Twenty four years later, Thomas is still working in Vancouver’s now booming film and television industry.

Thomas says he’s seen huge growth in the industry over the last three years.

“Our membership has grown by almost 600 members in that period of time,” he says. “We’ve also noticed that there isn’t a lull around Christmas time. Usually, we would have a real slowdown for a month and a half, but now we start right back up with 16 TV series and two or three features.”

Prior to embarking on a career in the entertainment industry, Trent was a dedicated athlete. In high school, he played hockey, football, rugby and soccer, which led to a partial athletic scholarship to an American university.

Teamwork is important on the field and on set and Thomas credits his high school, Athol Murray College of Notre Dame in Wilcox, Sask., for teaching him how to work well with others.

“My high school is a big part of my life. It touched my life when I was having some turmoil and it gave me a path to live by and I think that’s helped me a lot with my public service and my career,” he says.

“Living in a boarding school really allowed me to understand the group dynamics of a culture and a working environment that’s very close knit and has a lot of hours together. Being able to operate in that environment has been able to help me in my career for sure.”

Part of Thomas’s public service is his active involvement with his union.

“I have always been politically active and I took my oath very seriously when I joined Teamsters. I began attending lot of meetings and got elected as shop steward when I was 25,” he says.

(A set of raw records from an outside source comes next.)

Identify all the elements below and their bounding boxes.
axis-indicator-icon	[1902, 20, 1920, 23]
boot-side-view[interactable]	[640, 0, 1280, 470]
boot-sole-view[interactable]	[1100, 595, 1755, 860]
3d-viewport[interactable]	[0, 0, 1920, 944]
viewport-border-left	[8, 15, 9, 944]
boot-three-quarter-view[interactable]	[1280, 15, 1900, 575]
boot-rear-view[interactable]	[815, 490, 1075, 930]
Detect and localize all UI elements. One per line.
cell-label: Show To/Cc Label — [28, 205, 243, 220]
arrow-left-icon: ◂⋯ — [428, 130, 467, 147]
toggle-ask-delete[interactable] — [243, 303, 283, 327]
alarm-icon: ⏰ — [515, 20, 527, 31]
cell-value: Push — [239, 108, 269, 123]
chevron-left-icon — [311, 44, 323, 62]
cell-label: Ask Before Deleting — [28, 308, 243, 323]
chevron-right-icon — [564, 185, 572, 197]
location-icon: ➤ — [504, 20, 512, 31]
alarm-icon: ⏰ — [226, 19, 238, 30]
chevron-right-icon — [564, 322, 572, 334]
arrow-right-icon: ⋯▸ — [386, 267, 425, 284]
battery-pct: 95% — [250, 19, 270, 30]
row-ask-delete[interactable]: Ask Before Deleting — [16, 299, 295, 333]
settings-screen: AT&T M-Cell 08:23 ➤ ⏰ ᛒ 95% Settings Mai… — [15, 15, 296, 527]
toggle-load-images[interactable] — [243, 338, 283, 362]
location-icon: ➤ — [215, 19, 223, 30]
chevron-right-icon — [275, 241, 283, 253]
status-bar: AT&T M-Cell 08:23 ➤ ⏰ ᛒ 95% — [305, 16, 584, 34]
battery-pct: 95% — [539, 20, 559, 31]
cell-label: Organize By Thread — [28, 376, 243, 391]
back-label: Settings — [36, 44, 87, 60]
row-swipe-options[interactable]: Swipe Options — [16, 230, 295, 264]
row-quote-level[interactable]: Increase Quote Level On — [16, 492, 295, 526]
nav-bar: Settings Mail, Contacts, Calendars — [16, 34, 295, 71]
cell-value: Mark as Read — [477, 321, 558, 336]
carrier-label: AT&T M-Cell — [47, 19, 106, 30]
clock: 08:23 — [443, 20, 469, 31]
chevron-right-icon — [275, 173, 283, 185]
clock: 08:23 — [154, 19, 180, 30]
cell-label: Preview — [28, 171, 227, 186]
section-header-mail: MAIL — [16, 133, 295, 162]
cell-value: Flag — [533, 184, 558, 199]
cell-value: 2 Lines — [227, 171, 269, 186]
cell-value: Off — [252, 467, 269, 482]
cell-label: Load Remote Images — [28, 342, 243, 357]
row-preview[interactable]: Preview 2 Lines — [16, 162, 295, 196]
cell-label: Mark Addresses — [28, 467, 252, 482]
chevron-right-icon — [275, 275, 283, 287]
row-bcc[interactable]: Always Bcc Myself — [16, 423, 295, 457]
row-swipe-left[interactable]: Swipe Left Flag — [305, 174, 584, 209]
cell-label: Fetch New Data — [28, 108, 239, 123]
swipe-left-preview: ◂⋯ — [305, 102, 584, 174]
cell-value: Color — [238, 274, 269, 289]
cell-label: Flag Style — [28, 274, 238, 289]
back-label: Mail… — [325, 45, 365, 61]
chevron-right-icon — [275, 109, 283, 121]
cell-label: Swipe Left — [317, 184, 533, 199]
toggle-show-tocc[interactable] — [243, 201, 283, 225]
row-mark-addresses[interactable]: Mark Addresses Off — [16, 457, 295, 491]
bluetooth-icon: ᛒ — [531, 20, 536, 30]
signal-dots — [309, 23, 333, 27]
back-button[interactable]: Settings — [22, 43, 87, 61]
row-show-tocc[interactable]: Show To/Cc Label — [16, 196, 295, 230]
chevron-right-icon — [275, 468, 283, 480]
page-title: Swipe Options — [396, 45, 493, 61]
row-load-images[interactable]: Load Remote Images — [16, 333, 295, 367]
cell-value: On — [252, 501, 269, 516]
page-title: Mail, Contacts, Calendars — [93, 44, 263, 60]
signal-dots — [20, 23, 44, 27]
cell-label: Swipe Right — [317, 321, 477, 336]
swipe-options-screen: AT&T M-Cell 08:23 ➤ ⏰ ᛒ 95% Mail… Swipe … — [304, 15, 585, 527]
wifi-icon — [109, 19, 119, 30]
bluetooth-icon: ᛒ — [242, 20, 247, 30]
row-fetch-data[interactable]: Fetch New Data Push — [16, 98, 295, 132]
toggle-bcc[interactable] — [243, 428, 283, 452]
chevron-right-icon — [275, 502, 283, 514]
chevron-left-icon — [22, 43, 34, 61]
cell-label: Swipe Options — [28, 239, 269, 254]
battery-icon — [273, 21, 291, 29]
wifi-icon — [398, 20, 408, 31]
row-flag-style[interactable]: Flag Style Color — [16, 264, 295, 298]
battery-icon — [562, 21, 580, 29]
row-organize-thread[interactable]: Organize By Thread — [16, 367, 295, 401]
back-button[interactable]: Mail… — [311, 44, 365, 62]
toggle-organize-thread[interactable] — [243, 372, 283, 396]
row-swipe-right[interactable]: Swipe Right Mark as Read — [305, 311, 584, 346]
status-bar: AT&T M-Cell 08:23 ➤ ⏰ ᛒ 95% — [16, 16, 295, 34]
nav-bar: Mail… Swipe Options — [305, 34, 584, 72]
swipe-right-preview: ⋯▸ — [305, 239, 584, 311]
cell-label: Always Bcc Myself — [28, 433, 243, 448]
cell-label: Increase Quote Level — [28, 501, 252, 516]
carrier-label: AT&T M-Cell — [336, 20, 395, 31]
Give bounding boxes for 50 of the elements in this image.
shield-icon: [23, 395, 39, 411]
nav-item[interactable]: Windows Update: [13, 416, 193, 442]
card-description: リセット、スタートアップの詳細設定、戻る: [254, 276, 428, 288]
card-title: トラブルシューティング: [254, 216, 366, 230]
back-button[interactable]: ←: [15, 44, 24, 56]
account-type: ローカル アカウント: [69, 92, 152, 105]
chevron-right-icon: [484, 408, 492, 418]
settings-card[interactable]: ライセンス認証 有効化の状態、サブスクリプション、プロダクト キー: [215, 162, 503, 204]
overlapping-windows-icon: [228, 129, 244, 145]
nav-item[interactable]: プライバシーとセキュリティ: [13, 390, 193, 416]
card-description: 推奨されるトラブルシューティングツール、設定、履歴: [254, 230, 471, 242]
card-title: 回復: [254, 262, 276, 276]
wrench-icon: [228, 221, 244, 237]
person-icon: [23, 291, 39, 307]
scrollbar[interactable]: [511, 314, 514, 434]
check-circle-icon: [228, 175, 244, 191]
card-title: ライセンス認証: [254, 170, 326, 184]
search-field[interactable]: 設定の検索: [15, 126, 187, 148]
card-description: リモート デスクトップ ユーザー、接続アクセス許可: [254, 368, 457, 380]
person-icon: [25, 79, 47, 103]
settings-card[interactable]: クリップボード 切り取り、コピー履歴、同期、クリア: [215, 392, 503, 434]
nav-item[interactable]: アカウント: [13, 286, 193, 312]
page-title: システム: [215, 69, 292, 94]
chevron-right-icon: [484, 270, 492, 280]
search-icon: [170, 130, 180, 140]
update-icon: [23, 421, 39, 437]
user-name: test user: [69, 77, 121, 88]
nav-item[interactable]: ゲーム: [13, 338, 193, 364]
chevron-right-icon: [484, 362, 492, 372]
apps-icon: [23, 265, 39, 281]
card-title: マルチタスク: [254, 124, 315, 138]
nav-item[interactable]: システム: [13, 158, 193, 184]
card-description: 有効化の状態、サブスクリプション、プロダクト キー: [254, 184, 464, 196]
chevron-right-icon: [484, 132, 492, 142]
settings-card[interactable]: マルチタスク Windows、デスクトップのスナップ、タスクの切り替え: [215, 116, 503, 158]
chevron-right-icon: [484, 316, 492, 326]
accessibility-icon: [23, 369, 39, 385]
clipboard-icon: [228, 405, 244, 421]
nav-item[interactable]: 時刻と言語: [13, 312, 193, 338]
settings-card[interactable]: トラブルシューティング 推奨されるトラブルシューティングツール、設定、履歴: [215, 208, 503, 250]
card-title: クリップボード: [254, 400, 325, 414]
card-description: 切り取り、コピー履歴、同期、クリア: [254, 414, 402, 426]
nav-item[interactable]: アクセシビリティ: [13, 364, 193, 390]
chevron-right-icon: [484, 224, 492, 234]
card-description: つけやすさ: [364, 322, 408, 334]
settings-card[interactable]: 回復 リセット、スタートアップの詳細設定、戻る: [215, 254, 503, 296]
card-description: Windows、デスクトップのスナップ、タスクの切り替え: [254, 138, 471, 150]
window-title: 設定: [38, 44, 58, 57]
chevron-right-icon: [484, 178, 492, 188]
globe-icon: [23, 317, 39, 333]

It was through his work with the union that he first heard about The AFC.

While exploring setting up a benevolent fund for Teamsters, he and former secretary treasurer Ken Marsden came across The AFC. The union decided to help their fellow film workers in need by supporting the work of The AFC and Thomas also began making personal donations through the Reel Friends Voluntary Payroll Donation Program.

“I try to encourage others to give to Reel Friends and to access The AFC’s services if they need them,” Thomas says. “I know that a few of our members have turned to The AFC when they’ve had tragedies in their life or when things have been at their lowest and you guys have been there to pick them up.”

The AFC is extremely grateful to Trent Thomas for his ongoing support, which enables us to help entertainment industry workers get back on their feet!